Date Updated: October 20, 2017
I noticed that my KSM42 does not have the same amount of proximity effect as other vocal mics. How is this accomplished?

The Shure KSM42 is a cardioid condenser microphone with a dual diaphragm capsule. Traditionally, dual-diaphragm capsules are used to create switchable, multiple pattern microphones, like the KSM44A microphone. The KSM42 is unique due to the passive back diaphragm that reduces proximity effect and related low frequency problems.
A single diaphragm directional microphone, like most cardioid microphones, derives its polar pattern by responding to the difference in sound pressure between the front of the diaphragm and the rear of the diaphragm. When sound approaches the diaphragm from the front, the sound wave must travel farther get to the rear of the diaphragm: past the mic front - to the rear entry ports - through an acoustical resistance - to the rear of the diaphragm. Thus, sound reaching the back of the diaphragm will be slightly delayed relative to the sound reaching the front of the diaphragm. This process is known as acoustic phase shift and is a primary factor in determining the polar pattern of the microphone - cardioid, supercardioid, hypercardioid, etc.
If the sound source is close to the microphone, there is a time delay difference between the sound pressures on either side of the diaphragm, along with the increased level of sound due to the closer distance (inverse square law). This results in proximity effect, which is the increase in bass response as a sound source gets closer to the microphone. Proximity effect influences frequencies below 1000Hz and the closer the sound source is to the microphone, the greater the effect becomes on lower frequencies. Proximity effect only occurs with directional microphones. Omnidirectional microphones do not exhibit proximity effect as the rear of the diaphragm is blocked.

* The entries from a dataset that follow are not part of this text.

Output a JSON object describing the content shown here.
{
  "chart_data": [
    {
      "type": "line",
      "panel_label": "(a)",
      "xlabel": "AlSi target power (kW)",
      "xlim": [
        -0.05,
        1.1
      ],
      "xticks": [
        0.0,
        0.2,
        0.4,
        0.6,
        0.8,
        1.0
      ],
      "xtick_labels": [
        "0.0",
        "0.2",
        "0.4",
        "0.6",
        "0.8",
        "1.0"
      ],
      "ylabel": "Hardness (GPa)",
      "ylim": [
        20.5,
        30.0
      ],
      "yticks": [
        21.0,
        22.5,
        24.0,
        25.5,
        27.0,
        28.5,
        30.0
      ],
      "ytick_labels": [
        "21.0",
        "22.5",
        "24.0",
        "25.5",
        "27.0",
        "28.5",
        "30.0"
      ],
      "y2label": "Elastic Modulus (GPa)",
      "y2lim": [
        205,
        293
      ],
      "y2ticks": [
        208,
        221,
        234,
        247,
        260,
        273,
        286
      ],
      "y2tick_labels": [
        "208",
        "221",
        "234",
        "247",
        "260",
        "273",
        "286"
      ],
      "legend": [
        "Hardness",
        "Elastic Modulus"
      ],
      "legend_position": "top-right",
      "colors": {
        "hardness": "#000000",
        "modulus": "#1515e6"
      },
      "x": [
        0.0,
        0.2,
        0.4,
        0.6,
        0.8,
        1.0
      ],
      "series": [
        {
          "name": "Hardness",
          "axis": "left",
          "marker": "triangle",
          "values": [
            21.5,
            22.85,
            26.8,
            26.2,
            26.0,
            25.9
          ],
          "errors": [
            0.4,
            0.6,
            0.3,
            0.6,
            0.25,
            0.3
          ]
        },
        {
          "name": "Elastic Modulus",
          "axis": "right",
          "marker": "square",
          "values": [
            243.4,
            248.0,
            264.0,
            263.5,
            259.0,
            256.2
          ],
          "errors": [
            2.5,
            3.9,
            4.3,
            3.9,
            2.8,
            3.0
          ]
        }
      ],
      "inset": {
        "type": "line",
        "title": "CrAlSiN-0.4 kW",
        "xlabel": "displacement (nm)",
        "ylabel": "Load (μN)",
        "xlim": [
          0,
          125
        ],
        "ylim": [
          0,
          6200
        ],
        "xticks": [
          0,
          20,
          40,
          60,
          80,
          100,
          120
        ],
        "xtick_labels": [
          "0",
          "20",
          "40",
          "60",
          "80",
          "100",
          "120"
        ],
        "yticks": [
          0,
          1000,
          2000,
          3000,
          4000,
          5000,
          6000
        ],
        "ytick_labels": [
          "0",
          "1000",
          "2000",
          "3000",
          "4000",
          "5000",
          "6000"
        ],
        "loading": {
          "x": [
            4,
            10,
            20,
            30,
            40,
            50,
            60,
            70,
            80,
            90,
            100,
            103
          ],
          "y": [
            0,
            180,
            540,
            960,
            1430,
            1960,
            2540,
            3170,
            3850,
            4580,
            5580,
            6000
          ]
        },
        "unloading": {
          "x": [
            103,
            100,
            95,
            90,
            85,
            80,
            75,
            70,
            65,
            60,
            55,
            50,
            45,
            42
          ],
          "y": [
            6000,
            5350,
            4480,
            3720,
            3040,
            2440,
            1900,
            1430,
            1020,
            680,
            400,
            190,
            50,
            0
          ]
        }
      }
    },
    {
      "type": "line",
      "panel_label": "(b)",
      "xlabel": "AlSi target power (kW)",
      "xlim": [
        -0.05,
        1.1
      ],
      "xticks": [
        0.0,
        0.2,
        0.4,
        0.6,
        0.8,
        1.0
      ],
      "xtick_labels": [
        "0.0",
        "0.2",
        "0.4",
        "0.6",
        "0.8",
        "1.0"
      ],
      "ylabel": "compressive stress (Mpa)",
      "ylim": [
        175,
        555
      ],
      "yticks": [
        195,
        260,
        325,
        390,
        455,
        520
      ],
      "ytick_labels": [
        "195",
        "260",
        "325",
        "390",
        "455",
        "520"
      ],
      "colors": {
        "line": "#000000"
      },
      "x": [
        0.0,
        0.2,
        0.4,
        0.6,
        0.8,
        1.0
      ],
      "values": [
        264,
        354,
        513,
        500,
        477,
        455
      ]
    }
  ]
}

The KSM42 has additional passive diaphragm located behind the active front diaphragm. This passive back diaphragm serves as an additional component in the acoustic phase shift network. At mid and high frequencies, the passive diaphragm is acoustically invisible and the sound reaches the rear of the active diaphragm uninhibited, resulting in a cardioid pattern. At lower frequencies, the passive diaphragm partially blocks the sound from reaching the rear of the active diaphragm. The lower the frequency, the more the sound is blocked. Like an omnidirectional microphone that does not exhibit proximity effect because the rear of the diaphragm is blocked from the sound, the dual-diaphragm KSM42 microphone exhibits reduced proximity effect because some of the sound is blocked. This results in extremely controlled proximity effect, reduced "plosives," and providing a large "sweet spot" for vocalists, while still maintaining a consistent polar pattern throughout its frequency response. The KSM42 also works well as a voice-over microphone.
Note in addition that the KSM9 live performance vocal microphone and the KSM44A multi-pattern studio microphone have controlled proximity effect due to the dual diaphragm design.